According to Dominion Diamond Corp, which operates the mine, the largest gem quality diamond produced to date at the mine is the 78 carat Ekati Spirit, which was discovered in 2010 and sold at auction in 2011. A production milestone of 50 million carats was achieved in 2011.
When open-pit mining was completed in 2012, Diavik transitioned to underground mining
The Diavik mine, a joint venture between the Harry Winston Diamond Corporation and mining giant Rio Tinto, is North America’s most profitable diamond mine. Located on a 20-square kilometer island in Canada’s Northwest Territories, Diavik has one of the world’s highest ore grades, and the global diamond industry regards the stones as high quality in terms of color and clarity. Production of rough diamonds began in January 2003, and in March of that year Harry Winston sold the first diamonds from the Diavik mine. Construction of an underground mine began in 2010. Harry Winston expects the mine’s current operating plan to take it through the year 2022 at least.

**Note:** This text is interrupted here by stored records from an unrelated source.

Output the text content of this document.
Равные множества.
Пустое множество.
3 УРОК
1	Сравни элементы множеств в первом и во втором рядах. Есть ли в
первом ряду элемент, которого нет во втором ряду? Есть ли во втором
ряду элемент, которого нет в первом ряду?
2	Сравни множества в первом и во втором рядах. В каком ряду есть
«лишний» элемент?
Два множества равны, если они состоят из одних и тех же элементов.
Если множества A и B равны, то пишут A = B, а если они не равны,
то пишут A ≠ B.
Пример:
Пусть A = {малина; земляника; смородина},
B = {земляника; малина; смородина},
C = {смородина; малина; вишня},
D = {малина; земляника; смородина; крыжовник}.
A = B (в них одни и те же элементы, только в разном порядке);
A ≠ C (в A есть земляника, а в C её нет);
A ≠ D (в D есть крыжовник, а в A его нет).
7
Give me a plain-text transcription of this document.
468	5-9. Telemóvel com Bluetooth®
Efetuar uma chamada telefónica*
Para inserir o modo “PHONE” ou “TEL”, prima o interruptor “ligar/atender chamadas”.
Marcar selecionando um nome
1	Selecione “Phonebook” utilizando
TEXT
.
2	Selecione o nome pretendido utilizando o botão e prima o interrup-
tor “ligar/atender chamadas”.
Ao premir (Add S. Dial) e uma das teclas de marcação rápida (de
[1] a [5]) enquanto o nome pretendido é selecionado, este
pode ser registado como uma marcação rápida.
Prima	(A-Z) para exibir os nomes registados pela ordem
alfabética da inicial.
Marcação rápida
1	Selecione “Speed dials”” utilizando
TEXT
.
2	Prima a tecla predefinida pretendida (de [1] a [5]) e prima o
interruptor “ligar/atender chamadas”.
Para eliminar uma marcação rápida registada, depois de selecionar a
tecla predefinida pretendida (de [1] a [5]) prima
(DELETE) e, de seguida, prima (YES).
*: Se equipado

Snap Lake, Canada’s first completely underground diamond mine, is De Beers’ first mine outside of Africa, purchased by the company in 2000. It is located 220 kilometers northeast of Yellowknife. The mine began production on January 16, 2008. By December 31, 2011, $1.98 billion had been spent on construction and operation. Its annual carat production capacity is 1.4 million carats.
The Victor Mine, an open-pit mine located in the James Bay Lowlands of Northern Ontario, is De Beers’ second mine in Canada. Works in the mine began in February 2006, and according to De Beers’ website, approximately $1 billion was spent on the mine’s construction. The Victor Mine reached commercial production in 2008 and the Official Mine Opening took place in July 2008. The area is composed of 18 kimberlite pipes of the Attawapiskat kimberlite field, 16 of which are diamondiferous.
The Jericho Diamond Mine, now a dormant diamond mine located in Canada’s Nunavit territory, was a bustling and busy project between 2006 and 2008. In the span of these years, Jericho produced 780,000 carats from 1,200,000 tonnes of kimberlite mined from the open pit operation.
In 2014, the department of Aboriginal Affairs and Northern Development declared Jericho as “closed or abandoned, temporarily or permanently”. This, according to Nunatsiaq Online, allowed the department to do “whatever may be required to protect people, property and the environment” in the area.